Within the window, the engine favors expirations that fall just after monthly standard-expiration dates, where options liquidity is highest and bid-ask spreads are tightest.

How earnings are handled

The engine's default is to skip analyses on any position whose underlying company has an earnings report scheduled before the expiration that would otherwise be selected. Earnings reports create concentrated, hard-to-predict price moves; selling a covered call across an earnings date means accepting substantially elevated assignment risk in exchange for the elevated premium that event uncertainty creates.

If no non-earnings expiration is available within the acceptable window, the position gets a skip for the week.

When the engine surfaces a skip

A skip is a real analysis result — the engine's assessment that no trade meets its quality criteria this week. A position gets a skip when:

  • No strike at any acceptable expiration falls within the assignment-probability band for your strategy level
  • Earnings are scheduled before the expiration the engine would otherwise pick
  • The available premium, even at the right strike, is too low relative to the assignment risk
  • The position already has an open call that hasn't expired

Most weeks, some positions in a portfolio get skips. This is expected behavior.

Data sources

Income Factory's analyses are based on end-of-day options data sourced from third-party financial data providers. These providers supply options pricing, implied volatility, delta, and corporate-action data (earnings dates, dividend dates, splits). They are not affiliated with Income Factory and do not endorse the service. Their data is licensed for use within the product; it is not republished as a standalone product.

Timing: The Friday analysis is generated using data from Thursday's market close. By the time you read the analysis on Friday morning, the live market has moved. This is why each analysis includes a floor price — the threshold below which the live market price has moved enough that executing the trade is no longer consistent with the engine's analysis.

Historical simulation: The income estimator uses historical options data across an extended period to generate illustrative income projections. The simulation uses the same analysis rules as the live engine. Historical results reflect actual market conditions during that period, including both high- and low-volatility environments.

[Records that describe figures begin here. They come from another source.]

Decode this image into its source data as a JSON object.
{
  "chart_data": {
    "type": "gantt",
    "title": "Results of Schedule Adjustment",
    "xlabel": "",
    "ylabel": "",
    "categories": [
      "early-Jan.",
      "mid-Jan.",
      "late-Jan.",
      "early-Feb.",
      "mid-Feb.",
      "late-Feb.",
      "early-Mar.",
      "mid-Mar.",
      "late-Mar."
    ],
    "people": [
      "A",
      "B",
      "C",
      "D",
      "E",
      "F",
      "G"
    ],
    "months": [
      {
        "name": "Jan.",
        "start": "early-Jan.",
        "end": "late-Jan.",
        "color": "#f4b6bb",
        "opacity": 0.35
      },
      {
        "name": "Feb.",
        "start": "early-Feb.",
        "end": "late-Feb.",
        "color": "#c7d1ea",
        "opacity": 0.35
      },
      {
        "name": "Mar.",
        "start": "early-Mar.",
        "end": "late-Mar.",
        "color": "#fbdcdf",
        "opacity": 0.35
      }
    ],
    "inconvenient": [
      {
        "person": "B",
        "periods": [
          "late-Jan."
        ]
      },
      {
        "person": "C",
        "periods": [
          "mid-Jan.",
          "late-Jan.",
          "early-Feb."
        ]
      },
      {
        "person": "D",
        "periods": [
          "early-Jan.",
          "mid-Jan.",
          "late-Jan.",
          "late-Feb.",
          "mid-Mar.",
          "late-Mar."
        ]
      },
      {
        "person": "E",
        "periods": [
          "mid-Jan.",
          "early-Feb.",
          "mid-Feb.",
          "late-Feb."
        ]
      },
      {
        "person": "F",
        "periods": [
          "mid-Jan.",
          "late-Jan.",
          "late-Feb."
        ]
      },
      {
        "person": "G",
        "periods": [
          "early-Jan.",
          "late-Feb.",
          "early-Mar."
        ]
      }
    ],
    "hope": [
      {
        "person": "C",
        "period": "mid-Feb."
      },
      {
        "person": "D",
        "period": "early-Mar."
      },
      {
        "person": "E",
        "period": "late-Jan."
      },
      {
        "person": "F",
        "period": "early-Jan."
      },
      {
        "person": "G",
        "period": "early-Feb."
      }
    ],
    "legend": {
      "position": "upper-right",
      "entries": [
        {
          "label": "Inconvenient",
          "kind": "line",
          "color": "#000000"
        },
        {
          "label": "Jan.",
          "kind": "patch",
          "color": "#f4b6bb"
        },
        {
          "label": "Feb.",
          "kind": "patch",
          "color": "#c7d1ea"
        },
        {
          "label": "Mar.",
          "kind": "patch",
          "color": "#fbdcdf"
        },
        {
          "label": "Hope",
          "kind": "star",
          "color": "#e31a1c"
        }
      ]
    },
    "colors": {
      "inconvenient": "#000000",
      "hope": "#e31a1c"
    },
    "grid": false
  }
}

What the engine does not do

  • Does not pick stocks. The engine analyzes the positions you give it. It does not recommend buying or selling the underlying stocks.
  • Does not trade naked options, spreads, or any non-covered strategy. Every analysis is a call sold against shares you already own at sufficient quantity to cover the contract.
  • Does not predict market direction. The rules are designed to function without the engine needing to be right about where a stock is headed.
  • Does not see your full financial picture. The engine sees only the positions you've added. It doesn't know about your other accounts, your tax situation, or your financial goals.

For the complete methodology including edge cases, rolling criteria, and intra-week monitoring behavior, see incomefactory.ai/methodology.

Common follow-up questions

Why don't you publish the exact delta thresholds?

We publish the approximate delta the Moderate band targets (~0.25) in the estimator. What stays proprietary is the exact band edges and tolerances for all three levels — the specific numbers that define where Conservative ends and Moderate begins, and so on. You know the decision type (delta-based, within user-chosen assignment-probability bands) and the Moderate anchor; the precise internal cutoffs are what we keep ours.

How current is the data when I place a trade?

The analysis uses Thursday close data. By the time you place the trade Friday, the live market has moved. The floor price accounts for this. For the most current pricing on the specific contract, check the live options chain at your broker.

Has the methodology changed over time?

The core delta-based approach has been consistent. The Methodology page shows the current version with its last-updated date. Material changes to how the engine works are reflected there.

This is educational content, not investment advice. Covered calls involve risk of assignment and loss of upside appreciation.